As the coronavirus (COVID-19) continues to spread, health care providers are already widely affected, and the pandemic will continue to disproportionately affect them. Evidence from past epidemics suggests that clinical workers are at much higher risk than the general population of being infected. The people that comprise our best defense to contain and mitigate this epidemic also face the highest risk of becoming infected themselves. To date, dozens of frontline caregivers in the United States have been exposed.
This puts a whole new perspective on manual patient handling as it relates to patient and staff safety, including staff behavior and distancing. Manual patient handling puts nursing staff at risk of musculoskeletal injuries and can lead to greater exposure to COVID-19. In the peri-operative areas of operating rooms, labor and delivery, outpatient surgery and throughout the hospital staff are holding patients in position during epidural and spinal block placements. Close physical contact with patients can increase the spread of the coronavirus, and unnecessary contact should be avoided to prevent both injury and illness.
Photos courtesy of PHS Medical
Protecting Our Caregivers
According to Bureau of Labor Statistics, workers in hospitals suffer injuries and illness at nearly twice the national average rate. Nursing assistants suffered more overexertion injuries than any other occupation — at a rate six times higher than the average — and nurses ranked fifth.
“Workers who take care of us when we are sick or hurt should not be at such high risk for injuries or sickness — that simply is not right” stated Dr. David Michaels, assistant secretary of labor for the Occupational Health and Safety Administration (OSHA). “It’s time for hospitals and the health care industry make the changes necessary to protect their workers.”

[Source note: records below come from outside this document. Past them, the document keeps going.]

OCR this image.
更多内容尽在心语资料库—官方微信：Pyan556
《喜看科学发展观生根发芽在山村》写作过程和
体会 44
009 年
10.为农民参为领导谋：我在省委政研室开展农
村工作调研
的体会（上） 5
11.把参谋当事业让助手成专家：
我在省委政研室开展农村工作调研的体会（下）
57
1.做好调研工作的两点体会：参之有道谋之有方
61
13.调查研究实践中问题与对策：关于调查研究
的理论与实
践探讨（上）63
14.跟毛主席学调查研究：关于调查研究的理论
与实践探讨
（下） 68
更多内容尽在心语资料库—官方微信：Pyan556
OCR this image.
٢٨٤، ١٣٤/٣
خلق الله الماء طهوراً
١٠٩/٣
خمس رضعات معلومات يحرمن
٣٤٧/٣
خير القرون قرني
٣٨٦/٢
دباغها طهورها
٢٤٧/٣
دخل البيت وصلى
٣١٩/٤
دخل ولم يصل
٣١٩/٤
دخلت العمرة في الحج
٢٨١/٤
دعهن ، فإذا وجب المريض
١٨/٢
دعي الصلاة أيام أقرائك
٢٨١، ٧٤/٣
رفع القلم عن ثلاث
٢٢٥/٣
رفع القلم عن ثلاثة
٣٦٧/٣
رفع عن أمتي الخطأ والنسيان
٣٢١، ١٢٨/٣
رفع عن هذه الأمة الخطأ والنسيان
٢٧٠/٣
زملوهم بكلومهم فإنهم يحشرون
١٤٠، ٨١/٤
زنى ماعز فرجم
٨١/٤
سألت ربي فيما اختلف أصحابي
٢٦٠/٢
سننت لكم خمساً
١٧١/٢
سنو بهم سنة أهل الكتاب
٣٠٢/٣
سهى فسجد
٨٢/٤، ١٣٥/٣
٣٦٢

After the pandemic slows, the country will need to double down on long-term investments in the country’s public health infrastructure and infectious disease workforce. In the interim, our frontline health care workforce is among our most precious assets in this fight. We cannot protect the public without protecting our caregivers.
Preventing Injury & Illness with the EPD
How can we help? The Epidural Positioning Device was developed to reduce the risk of injuries and improve safety among staff and patients by creating ideal patient positioning for needle placement during epidural procedures and other central anesthetic techniques.
Photo by PHS Medical
Suggested for use in labor and delivery suites, operating rooms, pain management centers and outpatient surgical centers, the epidural positioning device offers assistance with proper positioning for cervical, thoracic, and lumbar flexion while maintaining a solid and stable position, effectively reducing patient risk while increasing safety. EPD's are a perfect choice for positioning patients for thoracentesis, obstetrics and obese patients.
PHS Medical offers two versions of the Epidural Positioning Device including a manual and an electric option. Both offer a weight capacity of 600 pounds to accommodate a variety of body sizes and weights. A key difference is the manual version features a spring plunger that allows the operator to manually adjust the positioning for the midsection with a separate locking clamp for the foot rest. The electric version uses an electronic controller to adjust the midsection and foot rest for each patient. In addition, the electric version also has a more easily adjustable face rest, a smaller chest support piece allowing more space for the abdomen, and a solid section arm rest that flips up for easy cleaning.
Photo by PHS Medical
A successful safe patient handling and mobility program requires buy-in, effective equipment, and guidance on the appropriate solutions to enhance patient mobility and staff safety. Best practices will be key success factors in the long run. All it takes is one improper lift to change a nurse’s life. One fast-paced decision has the potential to end a nursing career, and we need our nurses.